Mehr oder weniger.

Konzert, Foto: Shutterstock / Schervier Altenhilfe

01.03.2017 - Frau Müller, schauen Sie heute Ihre Lieblingsserie im Fernsehen?

Na, ja. Heute schon, aber morgen nicht. Die verkneife ich mir und dann gehe ich mit meiner Enkelin eine Runde spazieren. Das ist mein Fastenvorsatz.
Fastenzeit in einer Senioreneinrichtung. Hat dies noch eine Bedeutung?

Es ist nicht so, als ob man in unseren Häusern Schokolade essen würde bis zum Umfallen oder maßlos Wein trinkt. Und überhaupt: nach alten Regeln „muss“ keiner der Senioren überhaupt fasten. Wenn wir aber die Fastenzeit als eine besondere Zeit der Neuorientierung verstehen, dann ist natürlich jeder eingeladen, diese Zeit für sich zu nutzen.

Für manche ist es der gute Vorsatz, etwas mehr Bewegung mitzunehmen, raus zu gehen, weil es eben gut tut und die Gesundheit stabilisiert. Andere besuchen ihre Nachbarn, denen es schwer fällt, zum Essen ins Restaurant zu gehen.

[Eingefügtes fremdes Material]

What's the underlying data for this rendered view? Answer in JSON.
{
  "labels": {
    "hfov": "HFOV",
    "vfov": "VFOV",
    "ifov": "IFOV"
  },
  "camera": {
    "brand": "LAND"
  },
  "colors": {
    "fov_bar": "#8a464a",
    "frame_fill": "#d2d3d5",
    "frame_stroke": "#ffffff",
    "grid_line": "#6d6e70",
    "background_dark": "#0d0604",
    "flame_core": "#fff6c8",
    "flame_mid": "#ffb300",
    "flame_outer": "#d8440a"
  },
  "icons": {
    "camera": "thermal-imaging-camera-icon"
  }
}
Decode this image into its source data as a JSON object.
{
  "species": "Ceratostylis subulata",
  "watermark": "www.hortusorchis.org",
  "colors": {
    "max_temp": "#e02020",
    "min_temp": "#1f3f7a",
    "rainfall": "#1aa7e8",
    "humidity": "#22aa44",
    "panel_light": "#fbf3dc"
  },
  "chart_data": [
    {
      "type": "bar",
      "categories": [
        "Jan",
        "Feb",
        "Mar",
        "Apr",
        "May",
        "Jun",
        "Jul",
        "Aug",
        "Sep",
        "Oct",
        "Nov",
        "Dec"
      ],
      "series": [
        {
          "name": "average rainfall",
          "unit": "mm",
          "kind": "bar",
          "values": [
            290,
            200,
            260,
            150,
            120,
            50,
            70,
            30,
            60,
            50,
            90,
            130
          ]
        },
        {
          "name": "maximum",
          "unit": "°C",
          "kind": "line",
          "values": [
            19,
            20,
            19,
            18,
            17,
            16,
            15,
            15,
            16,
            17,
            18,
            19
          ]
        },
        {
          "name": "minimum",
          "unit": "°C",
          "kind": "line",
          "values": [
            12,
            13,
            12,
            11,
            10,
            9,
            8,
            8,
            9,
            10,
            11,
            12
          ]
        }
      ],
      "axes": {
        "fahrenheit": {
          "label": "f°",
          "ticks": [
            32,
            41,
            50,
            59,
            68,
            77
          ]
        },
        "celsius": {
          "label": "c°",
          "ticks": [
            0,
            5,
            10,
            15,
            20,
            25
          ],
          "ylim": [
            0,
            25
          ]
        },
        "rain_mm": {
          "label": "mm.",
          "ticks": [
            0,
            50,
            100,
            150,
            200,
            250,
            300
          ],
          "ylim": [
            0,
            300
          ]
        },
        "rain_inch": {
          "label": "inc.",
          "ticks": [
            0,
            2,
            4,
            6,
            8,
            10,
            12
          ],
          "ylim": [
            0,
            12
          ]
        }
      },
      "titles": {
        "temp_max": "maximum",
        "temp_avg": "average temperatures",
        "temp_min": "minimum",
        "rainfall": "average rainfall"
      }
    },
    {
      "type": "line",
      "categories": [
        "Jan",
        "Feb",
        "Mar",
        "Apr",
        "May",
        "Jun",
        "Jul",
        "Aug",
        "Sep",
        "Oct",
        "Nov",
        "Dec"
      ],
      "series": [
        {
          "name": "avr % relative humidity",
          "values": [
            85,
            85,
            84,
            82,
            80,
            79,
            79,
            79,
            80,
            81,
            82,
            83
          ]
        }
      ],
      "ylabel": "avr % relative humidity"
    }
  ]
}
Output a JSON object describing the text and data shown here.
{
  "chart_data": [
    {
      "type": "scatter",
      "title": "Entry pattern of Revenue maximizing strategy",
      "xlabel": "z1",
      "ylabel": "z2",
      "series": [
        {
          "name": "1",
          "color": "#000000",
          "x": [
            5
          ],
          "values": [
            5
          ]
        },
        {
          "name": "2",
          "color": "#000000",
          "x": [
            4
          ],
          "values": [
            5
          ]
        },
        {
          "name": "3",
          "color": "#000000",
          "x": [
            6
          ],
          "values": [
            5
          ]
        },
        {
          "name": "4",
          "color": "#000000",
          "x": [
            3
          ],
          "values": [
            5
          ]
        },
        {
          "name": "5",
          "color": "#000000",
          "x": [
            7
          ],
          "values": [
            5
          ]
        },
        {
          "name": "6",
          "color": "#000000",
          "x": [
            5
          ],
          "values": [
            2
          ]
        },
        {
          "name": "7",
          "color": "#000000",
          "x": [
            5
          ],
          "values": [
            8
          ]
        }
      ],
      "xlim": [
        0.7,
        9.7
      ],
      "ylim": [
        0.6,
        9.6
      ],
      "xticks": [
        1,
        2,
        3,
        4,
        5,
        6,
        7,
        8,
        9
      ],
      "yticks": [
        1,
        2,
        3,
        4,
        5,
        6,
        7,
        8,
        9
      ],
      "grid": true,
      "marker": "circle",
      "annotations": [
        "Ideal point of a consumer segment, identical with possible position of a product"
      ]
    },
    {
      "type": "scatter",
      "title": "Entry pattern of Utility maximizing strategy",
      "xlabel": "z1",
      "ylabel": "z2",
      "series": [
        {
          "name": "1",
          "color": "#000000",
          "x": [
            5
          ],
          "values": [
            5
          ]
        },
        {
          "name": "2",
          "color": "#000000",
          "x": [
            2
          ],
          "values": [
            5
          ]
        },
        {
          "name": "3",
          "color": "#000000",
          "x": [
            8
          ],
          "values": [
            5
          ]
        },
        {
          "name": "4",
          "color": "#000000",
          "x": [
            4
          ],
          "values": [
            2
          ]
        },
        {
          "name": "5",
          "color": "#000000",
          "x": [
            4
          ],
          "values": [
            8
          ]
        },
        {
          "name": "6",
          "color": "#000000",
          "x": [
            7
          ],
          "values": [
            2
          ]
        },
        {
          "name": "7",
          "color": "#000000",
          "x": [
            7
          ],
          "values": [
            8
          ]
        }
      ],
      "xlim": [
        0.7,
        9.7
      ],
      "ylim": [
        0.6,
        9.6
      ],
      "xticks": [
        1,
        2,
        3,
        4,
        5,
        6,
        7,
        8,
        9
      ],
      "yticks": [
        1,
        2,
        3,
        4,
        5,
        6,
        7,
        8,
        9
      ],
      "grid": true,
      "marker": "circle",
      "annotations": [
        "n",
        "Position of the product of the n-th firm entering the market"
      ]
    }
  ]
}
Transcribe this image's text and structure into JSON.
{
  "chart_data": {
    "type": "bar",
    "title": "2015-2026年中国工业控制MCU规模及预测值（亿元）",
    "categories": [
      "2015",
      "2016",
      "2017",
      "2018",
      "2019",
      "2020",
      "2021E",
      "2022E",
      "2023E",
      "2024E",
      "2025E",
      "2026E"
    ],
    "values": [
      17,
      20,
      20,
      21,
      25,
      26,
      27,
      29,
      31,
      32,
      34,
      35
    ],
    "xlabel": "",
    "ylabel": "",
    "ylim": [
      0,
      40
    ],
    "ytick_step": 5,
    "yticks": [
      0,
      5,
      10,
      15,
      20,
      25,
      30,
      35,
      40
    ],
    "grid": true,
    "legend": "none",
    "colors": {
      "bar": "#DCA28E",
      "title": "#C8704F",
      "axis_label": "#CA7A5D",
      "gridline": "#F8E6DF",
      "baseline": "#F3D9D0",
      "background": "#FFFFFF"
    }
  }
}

Manche Bewohner fangen an, wieder etwas mehr zu lesen oder gehen in ein Konzert. Natürlich besteht auch die Möglichkeit, mehr spirituelle Angebote des Hauses nutzen, z.B die Kreuzwegandachten oder einen Gottesdienst, die Suche nach meinem Gott. Auch das tut gut.

Es geht nicht darum, etwas wegzulassen, sondern sich und anderen etwas Gutes zu tun: etwas für Leib und Seele, für die Gesundheit, zur persönlichen Ansprache und Bildung, etwas Versöhnliches. In diesem Sinn wünschen wir allen – ob Jung oder Alt – eine reichhaltige Fastenzeit.